Empty cradles, work and GDP, the impossible equation of demography
The birth crisis. The numbers in Italia, the socio-economic impact of denatality and possible remedies, from family support to migration flows
In 2025, 355,000 children will be born in Italy (-3.9% compared to 2024). Once again, the Istat data - published at the end of March - was accompanied by headlines about the new negative record and demographic winter. Someone also recalled Elon Musk's observation that 'Italia is disappearing' (published in X to accompany the 2024 figure of 370 thousand births).
The sense of déjà-vu is perfectly justified, because we are facing an established trend that so far no public policy has even managed to stop, if not actually reverse. ISTAT has estimated an average number of children per woman of 1.14 in 2025. To keep the population in balance, the fertility rate would have to be 2.1. Even the province of Bolzano, which remains the area in Italy where most girls and boys are born, stands at 1.55. Several provinces are below the threshold of one child per woman: Rimini, Viterbo and all the Sardinian provinces with the sole exception of Nuoro (standing at 1.00 round). To have a term of comparison, the national average figure was 1.25 in 2021, in the aftermath of a particular year like 2020 marked by Covid.
Questioning the origins of this phenomenon and reasoning about remedies means reflecting on the deep movements of society, with economic and collective psychology implications.
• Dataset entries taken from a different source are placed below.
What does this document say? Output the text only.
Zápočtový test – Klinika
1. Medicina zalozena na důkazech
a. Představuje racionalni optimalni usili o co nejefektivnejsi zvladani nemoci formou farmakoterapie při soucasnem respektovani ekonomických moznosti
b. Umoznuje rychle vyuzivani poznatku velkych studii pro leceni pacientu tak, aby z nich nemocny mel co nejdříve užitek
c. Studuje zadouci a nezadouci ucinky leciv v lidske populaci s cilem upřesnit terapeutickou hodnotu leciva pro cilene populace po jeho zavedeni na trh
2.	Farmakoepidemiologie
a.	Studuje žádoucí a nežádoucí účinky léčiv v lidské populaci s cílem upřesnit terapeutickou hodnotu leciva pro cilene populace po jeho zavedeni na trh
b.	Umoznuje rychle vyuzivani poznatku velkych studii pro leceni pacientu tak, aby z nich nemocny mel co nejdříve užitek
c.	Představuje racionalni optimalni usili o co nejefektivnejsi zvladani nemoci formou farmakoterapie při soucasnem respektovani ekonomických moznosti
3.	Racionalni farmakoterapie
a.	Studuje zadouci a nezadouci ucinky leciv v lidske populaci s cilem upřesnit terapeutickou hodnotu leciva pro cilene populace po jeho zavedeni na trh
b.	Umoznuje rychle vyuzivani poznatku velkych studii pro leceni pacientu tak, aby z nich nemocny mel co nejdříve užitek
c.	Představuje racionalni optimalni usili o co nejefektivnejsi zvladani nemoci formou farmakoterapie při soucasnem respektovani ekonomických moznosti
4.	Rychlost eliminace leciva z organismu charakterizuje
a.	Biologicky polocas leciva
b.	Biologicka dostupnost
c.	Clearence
In the 1960s, on the wave of the economic boom, Italia reached one million new births in a single year. This may suggest that there is some correlation between GDP and population growth. The reasoning seems to hold up - at first glance - if one remembers that the disposable income of Italian households has stagnated, in real terms, between 2005 and 2025. And that the concentration of Italians' wealth, as measured by the Bank of Italy, has become even more unequal: between 2010 and 2025 the richest 10% of households have come to hold 60% of the total wealth, a growth of almost ten points; while the wealth of the poorest 50% of households, who have only 7.4% of the national stock, has shrunk by one point.
But to shake these simplistic readings we need only look at the case of China, which has seen its fertility rate plummet to Italian levels despite the extraordinary leap in its economy over the past 40 years. And even the United States is below 2.1. Few children are being born in rich economies - stagnant or bright - and also in emerging economies.